With the sharp rise in the field of technology, especially, in Information Technology, and its tremendous impact in world economies and businesses, economies around the world have taken new shapes. For last 10 years or so, Fortune 500 list of the most valuable companies in the world, shows that how the role of ground-breaking ideas (thanks to internet) and various forms of access to so-called "Factors of Production" have re-moulded and necessitated a newer approach to measure and justify the factors which eventually make up the very economy. Many tech giants such as Apple, Alphabet (the mother company of Google) and Microsoft, which are the three most valuable companies for 2016, were "Startup" by nature and these companies have, to a great extent, redefined the "Factors of Production" and their applicability in modern capitalistic economy. Though the amazing rise of the tech companies have started from late 80's, it is important to note that the phenomenon of "Startup", which can be attributed to "an amplified entrepreneurial movement", actually began to take shape in late 90's or in 2000. Many people would wonder how "Startup Culture" has something to do with economy and economic model, for that matter. 
As we know, heretofore, the "Factors of Production" and the control mechanism over these factors define the very nature of a certain economic model.

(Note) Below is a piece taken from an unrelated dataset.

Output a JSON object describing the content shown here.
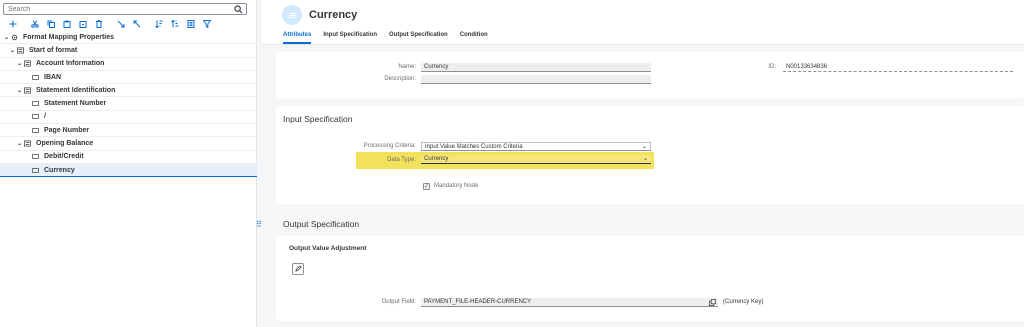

Essentially, in the case of tech-based startups, we see an indulgent approach of conventional business environments and in many cases, the very nature of these "Factors of Production" changes according to the set of parameters these startups are functioning in. The sheer value propositions of these companies to their respective economies have shown us how a small startup can get access to various forms of factors of production and how this model can help intrigue a revolutionary sphere still being pre-installed in the so called "Capitalism" setup. 
If we look at the basic structures of the conventional economic models, one thing stands out clearly - the nature of factors of production and access to these factors by the stakeholders. Over the years, especially after the distribution of internet and its being the number one carrier of IT-enabled services, we have seen the rise of startups and each and every time, some way or the other, every ground-breaking startup has redefined the access to these factors of production and leveraged on this ground. So, can this be said that land, the primary factor of production, is being replaced, in many parts, by data centres and virtual spaces; labour is being replaced by Artificial Intelligence (AI) and Big Data Analytics; Capital is being replaced by Venture Initiatives, Hedging, and Crowdsourcing and by many other investment and financial instruments? In due course, entrepreneurship is the key factor of production which has had its strong appeal from all the economic models and the recent upsurge of startups proves it strongly more than ever before. 
The writer is a Tech entrepreneur and economic analyst.